Optogenetic activation drove cytoskeletal changes that were highly significant and of large effect size vs. the BcLOV4-mCherry control (Figure 2c-d). The cell centroid displacement vector pointed toward the leading edge with high preference (Figure 2e-f), meaning that the cytoskeletal retraction was predominately at the trailing edge and along the polarization axis upon stimulating the entire cell. This trend suggests that the tensile asymmetry introduced by the underlying cell polarization drives the cytoskeletal morphology changes upon optogenetic activation of stress fiber formation, and it is consistent with the fact that RhoA signaling complexes are most abundantly active in the cell rear during retraction.[24-26]

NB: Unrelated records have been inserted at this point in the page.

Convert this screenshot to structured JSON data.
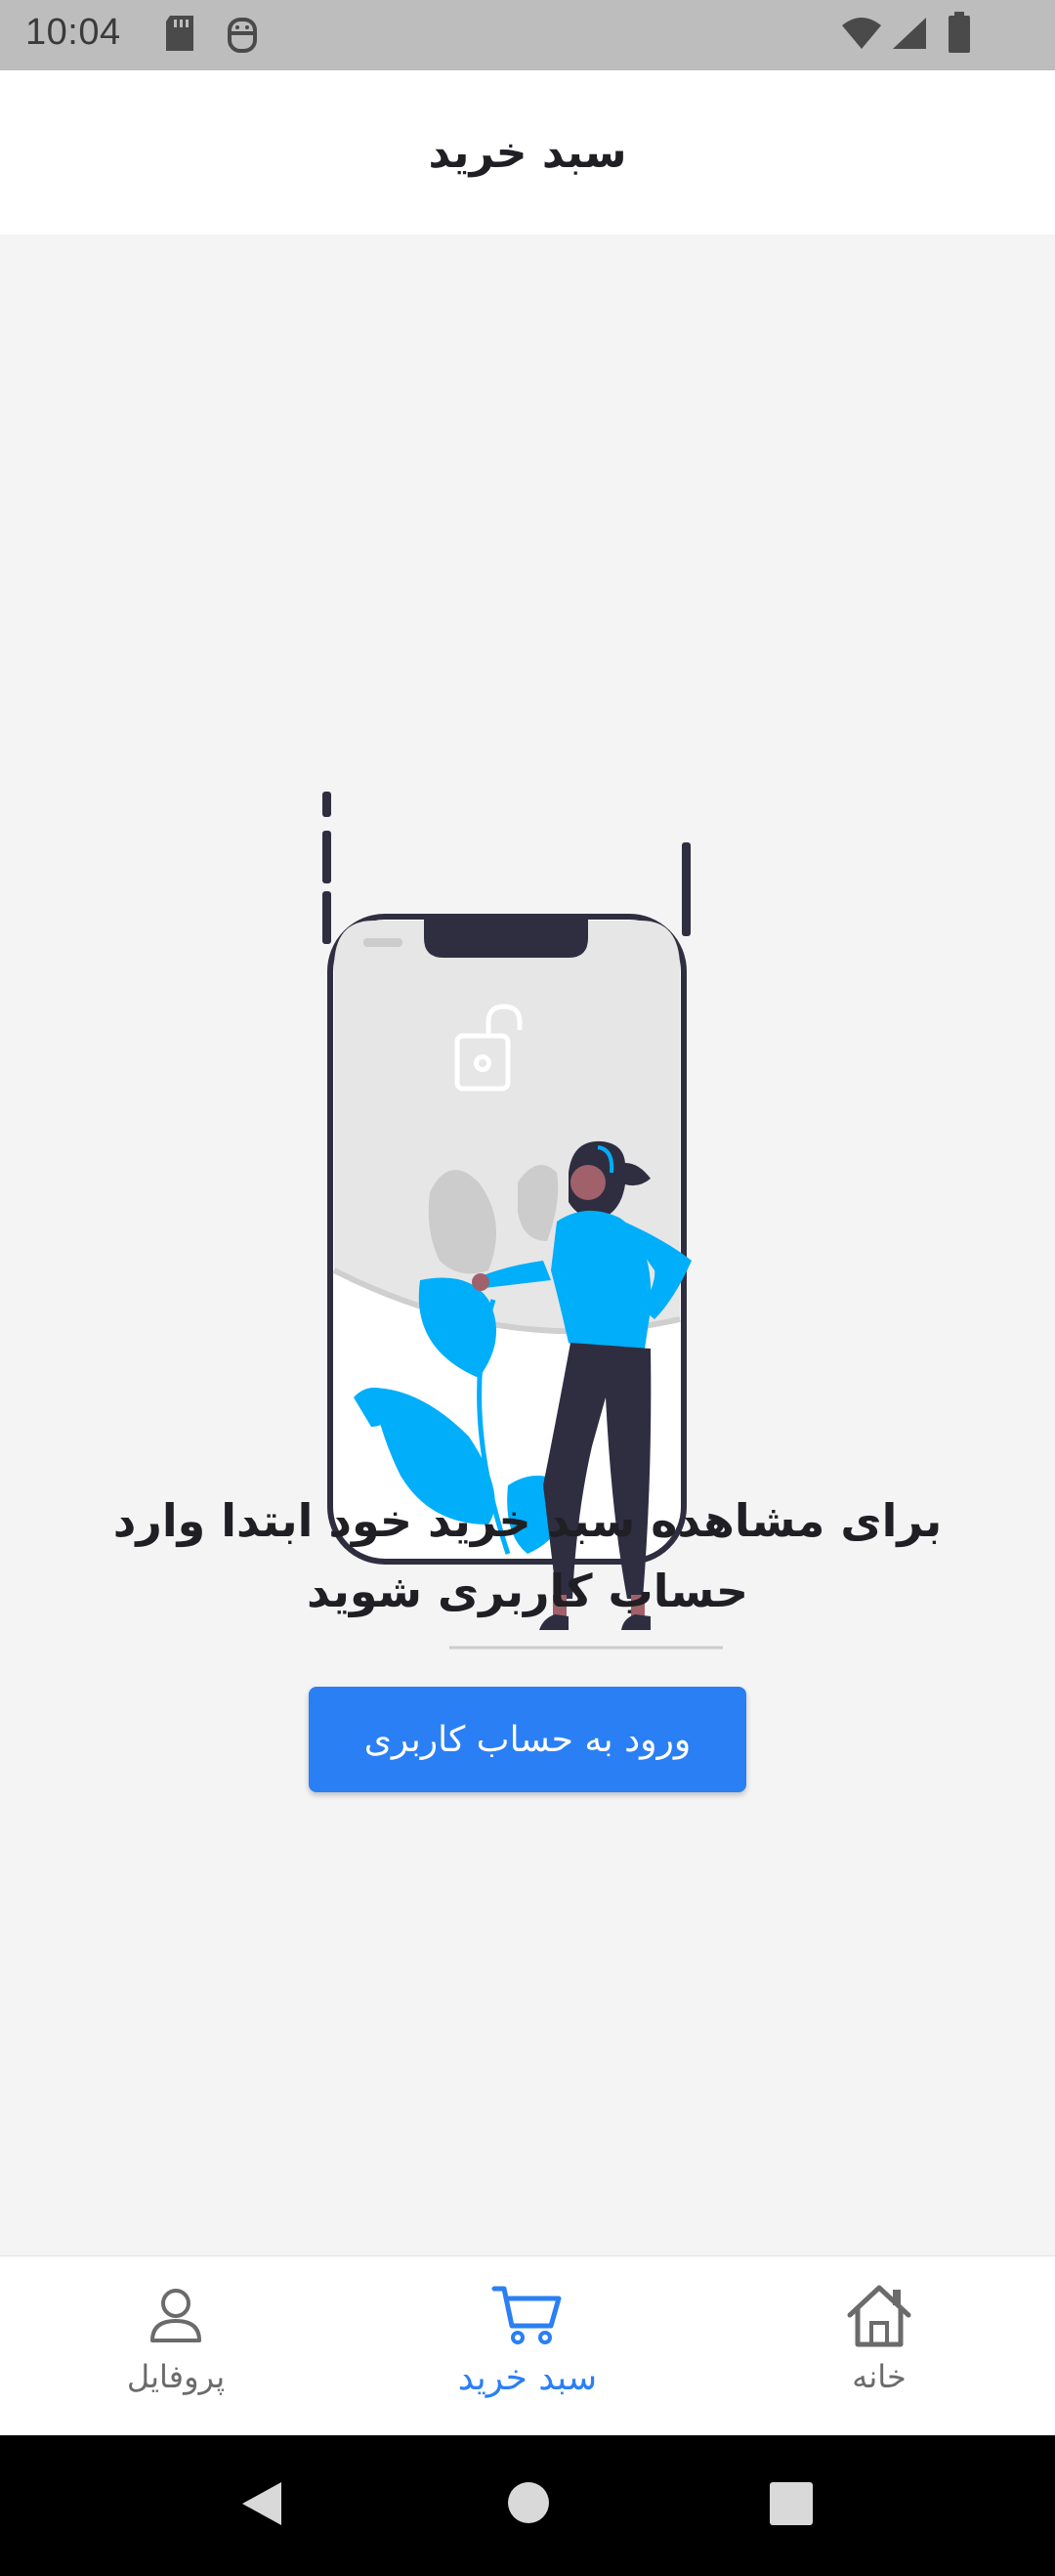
{
  "status_bar": {
    "time": "10:04",
    "icons": [
      "sd-card-icon",
      "android-debug-icon",
      "wifi-icon",
      "signal-icon",
      "battery-icon"
    ]
  },
  "app_bar": {
    "title": "سبد خرید"
  },
  "main": {
    "illustration": "locked-phone-woman-illustration",
    "message_line1": "برای مشاهده سبد خرید خود ابتدا وارد",
    "message_line2": "حساب کاربری شوید",
    "login_button_label": "ورود به حساب کاربری"
  },
  "bottom_nav": {
    "items": [
      {
        "label": "پروفایل",
        "icon": "user-icon",
        "active": false
      },
      {
        "label": "سبد خرید",
        "icon": "cart-icon",
        "active": true
      },
      {
        "label": "خانه",
        "icon": "home-icon",
        "active": false
      }
    ]
  },
  "colors": {
    "accent": "#2b7ff4",
    "illustration_blue": "#00aefa",
    "dark": "#2f2e41",
    "background": "#f4f4f5"
  },
  "system_nav": [
    "back-icon",
    "home-circle-icon",
    "recents-icon"
  ]
}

Cytoskeletal changes were largely abrogated in cells pre-treated with pharmacological inhibitors of RhoA-GEFs (Rhosin),[27-28] indicating that opto-RhoA-mediated cell contraction is GEF-dependent; therefore in dark-adapted opto-RhoA, the wildtype RhoA domain is in its inactive GDP-bound form before activation by endogenous RhoGEFs, as expected by its design. Inhibition of ROCK (Rho-associated protein kinase) signaling (with Y-27632)[29] also diminished cell contraction, confirming that observed cytoskeletal changes are RhoA-ROCK signaling-dependent (Figure S6). The kinetics of dynamic membrane association (τon-RhoA = 1.27 s, τon-GEF = 1.13 s) and undocking (τoff-RhoA = 114.2 s, τoff-GEF = 108.4 s), which were measured in the presence of Rhosin and Y-27632 to suppress RhoA signaling, was similar to those of BcLOV4-mCherry (Figure S7).

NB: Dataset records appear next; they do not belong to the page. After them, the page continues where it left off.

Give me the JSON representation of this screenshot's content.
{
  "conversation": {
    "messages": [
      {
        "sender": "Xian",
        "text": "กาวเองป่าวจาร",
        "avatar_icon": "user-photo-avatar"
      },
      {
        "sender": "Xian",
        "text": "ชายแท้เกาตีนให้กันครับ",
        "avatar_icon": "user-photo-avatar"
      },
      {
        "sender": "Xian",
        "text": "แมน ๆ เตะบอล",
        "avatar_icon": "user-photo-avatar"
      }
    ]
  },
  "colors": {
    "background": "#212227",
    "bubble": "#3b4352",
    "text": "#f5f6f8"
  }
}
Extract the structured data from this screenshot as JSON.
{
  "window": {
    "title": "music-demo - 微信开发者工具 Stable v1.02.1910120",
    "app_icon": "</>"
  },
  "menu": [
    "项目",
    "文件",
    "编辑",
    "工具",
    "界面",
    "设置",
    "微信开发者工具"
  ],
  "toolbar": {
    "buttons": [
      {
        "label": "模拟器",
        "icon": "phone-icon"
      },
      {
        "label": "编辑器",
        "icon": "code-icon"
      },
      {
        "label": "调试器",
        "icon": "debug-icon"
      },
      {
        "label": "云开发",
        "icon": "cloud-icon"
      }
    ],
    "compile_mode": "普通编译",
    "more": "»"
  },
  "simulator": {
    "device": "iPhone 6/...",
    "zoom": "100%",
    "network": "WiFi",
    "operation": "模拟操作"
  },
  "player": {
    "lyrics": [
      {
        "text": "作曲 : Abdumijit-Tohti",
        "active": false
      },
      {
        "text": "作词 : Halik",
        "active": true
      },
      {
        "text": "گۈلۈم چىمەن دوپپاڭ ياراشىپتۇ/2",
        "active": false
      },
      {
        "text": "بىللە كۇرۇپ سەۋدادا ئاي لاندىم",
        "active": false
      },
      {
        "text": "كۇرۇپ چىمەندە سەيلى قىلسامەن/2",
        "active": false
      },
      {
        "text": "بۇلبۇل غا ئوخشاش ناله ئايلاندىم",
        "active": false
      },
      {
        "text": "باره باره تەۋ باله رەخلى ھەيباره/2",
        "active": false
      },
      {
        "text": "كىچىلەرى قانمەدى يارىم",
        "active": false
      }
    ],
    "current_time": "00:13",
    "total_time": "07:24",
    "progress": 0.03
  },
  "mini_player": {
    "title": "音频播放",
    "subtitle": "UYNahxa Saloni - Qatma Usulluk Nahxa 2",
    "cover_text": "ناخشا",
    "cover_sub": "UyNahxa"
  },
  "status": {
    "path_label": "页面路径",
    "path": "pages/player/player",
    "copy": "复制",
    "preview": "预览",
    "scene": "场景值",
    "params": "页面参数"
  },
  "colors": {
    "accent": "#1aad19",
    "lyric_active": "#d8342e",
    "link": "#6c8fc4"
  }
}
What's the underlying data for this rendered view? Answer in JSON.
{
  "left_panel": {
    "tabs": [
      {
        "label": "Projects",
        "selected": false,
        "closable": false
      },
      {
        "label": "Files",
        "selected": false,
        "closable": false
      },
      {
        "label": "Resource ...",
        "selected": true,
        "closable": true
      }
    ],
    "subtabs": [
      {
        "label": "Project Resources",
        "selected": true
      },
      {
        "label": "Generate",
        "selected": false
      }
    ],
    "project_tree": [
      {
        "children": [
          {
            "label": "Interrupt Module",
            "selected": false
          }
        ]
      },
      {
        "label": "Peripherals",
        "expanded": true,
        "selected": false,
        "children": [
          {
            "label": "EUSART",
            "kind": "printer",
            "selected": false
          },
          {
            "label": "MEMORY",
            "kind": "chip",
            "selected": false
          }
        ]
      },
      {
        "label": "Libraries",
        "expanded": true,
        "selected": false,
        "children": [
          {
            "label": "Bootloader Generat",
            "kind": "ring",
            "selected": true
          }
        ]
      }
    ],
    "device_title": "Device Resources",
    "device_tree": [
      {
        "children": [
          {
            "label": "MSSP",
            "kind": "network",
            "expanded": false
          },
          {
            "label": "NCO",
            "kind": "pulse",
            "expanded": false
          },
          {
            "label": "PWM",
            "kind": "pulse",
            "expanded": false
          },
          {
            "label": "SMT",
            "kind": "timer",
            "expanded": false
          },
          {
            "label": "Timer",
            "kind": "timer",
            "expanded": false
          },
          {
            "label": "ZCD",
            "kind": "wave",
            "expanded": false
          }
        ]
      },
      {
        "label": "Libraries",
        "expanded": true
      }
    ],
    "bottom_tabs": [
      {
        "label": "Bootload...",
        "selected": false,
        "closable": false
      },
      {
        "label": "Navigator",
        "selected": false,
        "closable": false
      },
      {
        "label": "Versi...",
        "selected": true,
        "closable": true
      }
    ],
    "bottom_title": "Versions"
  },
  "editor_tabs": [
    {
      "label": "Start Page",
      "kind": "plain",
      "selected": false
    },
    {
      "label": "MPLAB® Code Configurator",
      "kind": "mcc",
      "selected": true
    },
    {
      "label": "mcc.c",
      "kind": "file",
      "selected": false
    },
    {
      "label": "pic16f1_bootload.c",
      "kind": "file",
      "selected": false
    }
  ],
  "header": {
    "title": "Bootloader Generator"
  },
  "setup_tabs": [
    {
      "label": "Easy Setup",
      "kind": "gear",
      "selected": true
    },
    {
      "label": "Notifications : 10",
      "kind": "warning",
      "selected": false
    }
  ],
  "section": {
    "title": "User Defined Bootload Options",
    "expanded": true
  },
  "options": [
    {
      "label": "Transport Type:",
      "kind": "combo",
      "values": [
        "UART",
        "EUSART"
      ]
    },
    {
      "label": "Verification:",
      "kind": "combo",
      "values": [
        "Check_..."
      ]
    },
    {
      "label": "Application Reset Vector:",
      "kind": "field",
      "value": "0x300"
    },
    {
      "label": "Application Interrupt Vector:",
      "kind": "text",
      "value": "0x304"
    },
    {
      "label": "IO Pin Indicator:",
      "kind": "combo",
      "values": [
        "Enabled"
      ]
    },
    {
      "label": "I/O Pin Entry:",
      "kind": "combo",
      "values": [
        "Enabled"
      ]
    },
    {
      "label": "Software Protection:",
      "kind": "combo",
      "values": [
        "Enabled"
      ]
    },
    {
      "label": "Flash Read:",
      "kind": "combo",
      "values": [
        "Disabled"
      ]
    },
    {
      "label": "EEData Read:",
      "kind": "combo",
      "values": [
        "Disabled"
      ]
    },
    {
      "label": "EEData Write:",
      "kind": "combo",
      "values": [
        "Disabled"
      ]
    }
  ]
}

By all observed measures, GTPase-level stimulation by opto-RhoA was consistently more effective than GEF-level stimulation by opto-RhoGEF. However, the differences were modest (small effect size and marginal significance). No differences were observed in basal filamentous actin level or subcellular distribution patterns, although opto-RhoA expressed at slightly higher levels (Figure S8). While nuanced differences in signal integration may exist since GTPase-level control integrates the inputs of multiple GEFs, whereas GEF-level control can be subtype specific (as shown by others for Rac1[30]), for simplicity and experimental throughput, our further characterization focuses on opto-RhoA since it was generally more efficacious (including its ability to separate adherens junctions) and fewer tools exist for directly controlling RhoA GTPase than for its GEFs.
Note that we fused wildtype RhoA over constitutively active mutants to limit the probability of RhoA signal transduction in the dark by diffusive membrane contact alone, which was evident in cells expressing a BcLOV4-fused constitutively active GTP-bound RhoA(G14V) mutant, which had elevated basal stress fiber levels in the dark (Figure S9). Such dynamic range improvement by using wildtype GTPase was also observed with our previously reported opto-Rac1.[23]

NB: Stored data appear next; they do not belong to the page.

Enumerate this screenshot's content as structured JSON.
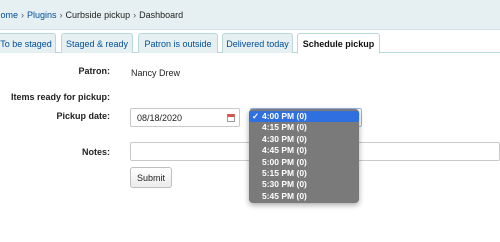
{
  "breadcrumb": {
    "home": "Home",
    "plugins": "Plugins",
    "plugin": "Curbside pickup",
    "current": "Dashboard",
    "separator": "›"
  },
  "tabs": [
    {
      "label": "To be staged"
    },
    {
      "label": "Staged & ready"
    },
    {
      "label": "Patron is outside"
    },
    {
      "label": "Delivered today"
    },
    {
      "label": "Schedule pickup"
    }
  ],
  "form": {
    "patron_label": "Patron:",
    "patron_value": "Nancy Drew",
    "items_label": "Items ready for pickup:",
    "pickup_date_label": "Pickup date:",
    "pickup_date_value": "08/18/2020",
    "notes_label": "Notes:",
    "notes_value": "",
    "submit_label": "Submit"
  },
  "time_select": {
    "selected": "4:00 PM (0)",
    "check": "✓",
    "options": [
      "4:00 PM (0)",
      "4:15 PM (0)",
      "4:30 PM (0)",
      "4:45 PM (0)",
      "5:00 PM (0)",
      "5:15 PM (0)",
      "5:30 PM (0)",
      "5:45 PM (0)"
    ]
  },
  "colors": {
    "link": "#004d99",
    "breadcrumb_bg": "#e6f0f2",
    "tab_border": "#b9d8d9",
    "dropdown_bg": "#7a7a7a",
    "selected_option": "#2f6fe0"
  }
}
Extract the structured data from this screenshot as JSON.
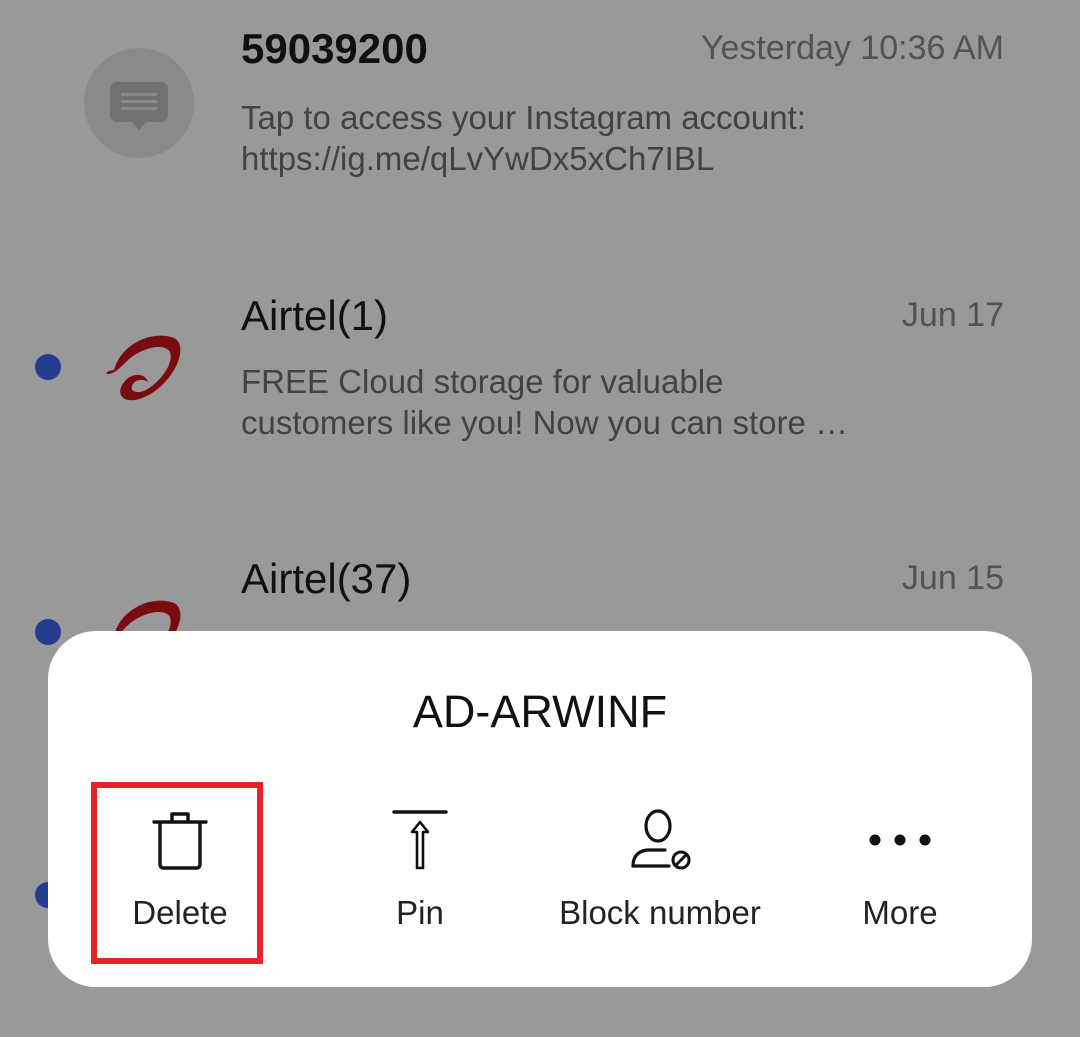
{
  "conversations": [
    {
      "sender": "59039200",
      "time": "Yesterday 10:36 AM",
      "preview_lines": [
        "Tap to access your Instagram account:",
        "https://ig.me/qLvYwDx5xCh7IBL"
      ],
      "avatar": "message-icon",
      "unread": false
    },
    {
      "sender": "Airtel(1)",
      "time": "Jun 17",
      "preview_lines": [
        "FREE Cloud storage for valuable",
        "customers like you! Now you can store …"
      ],
      "avatar": "airtel-logo",
      "unread": true
    },
    {
      "sender": "Airtel(37)",
      "time": "Jun 15",
      "preview_lines": [],
      "avatar": "airtel-logo",
      "unread": true
    }
  ],
  "sheet": {
    "title": "AD-ARWINF",
    "actions": [
      {
        "label": "Delete",
        "icon": "trash-icon"
      },
      {
        "label": "Pin",
        "icon": "pin-icon"
      },
      {
        "label": "Block number",
        "icon": "block-user-icon"
      },
      {
        "label": "More",
        "icon": "more-icon"
      }
    ]
  },
  "colors": {
    "unread_dot": "#3d63f0",
    "airtel_red": "#c8151b",
    "highlight": "#e8222a"
  }
}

2.3. Spatial determinants of RhoA induction and signaling
In cells responding to whole-field stimulation, the magnitude of the response was largest along the polarization axis with the trailing edge contracting toward the leading edge, which suggests that the cell polarization drove the vectorial change in cell shape. We next explored the effects of subcellularly patterned stimulation on RhoA-driven cell contraction, specifically whether the orientation of blue light stimulation with respect to the cell polarization axis affects the magnitude of change in cell morphology (Figure 3). We defined the “stimulation angle” as the angle between the polarization axis and a line segment between the cell centroid and the stimulated ROI (30° bins, ~25 μm box and ~25% fraction of membranes) (Figure 3a). The magnitude of induced change trended with the stimulation angle alignment with the polarization axis (Figure 3b-d). Stimulation at the leading and trailing edges led to largest constrictions, which was again consistent with the organization of the underlying stress fiber network and endogenous subcellular distribution of RhoA signaling complexes.[24-26] However, any stimulation angle, even completely orthogonal to the polarization axis, caused cytoskeletal constriction in cell area and length, and thus, the spatial patterning of the optical excitation is not required to align with the axis for a dramatic morphological change. These experimentally determined spatial relationships, between the input of optogenetic RhoA signaling induction and the downstream output of cytoskeletal contractility, will be useful for guiding experimental design and data interpretation across optical stimulation paradigms.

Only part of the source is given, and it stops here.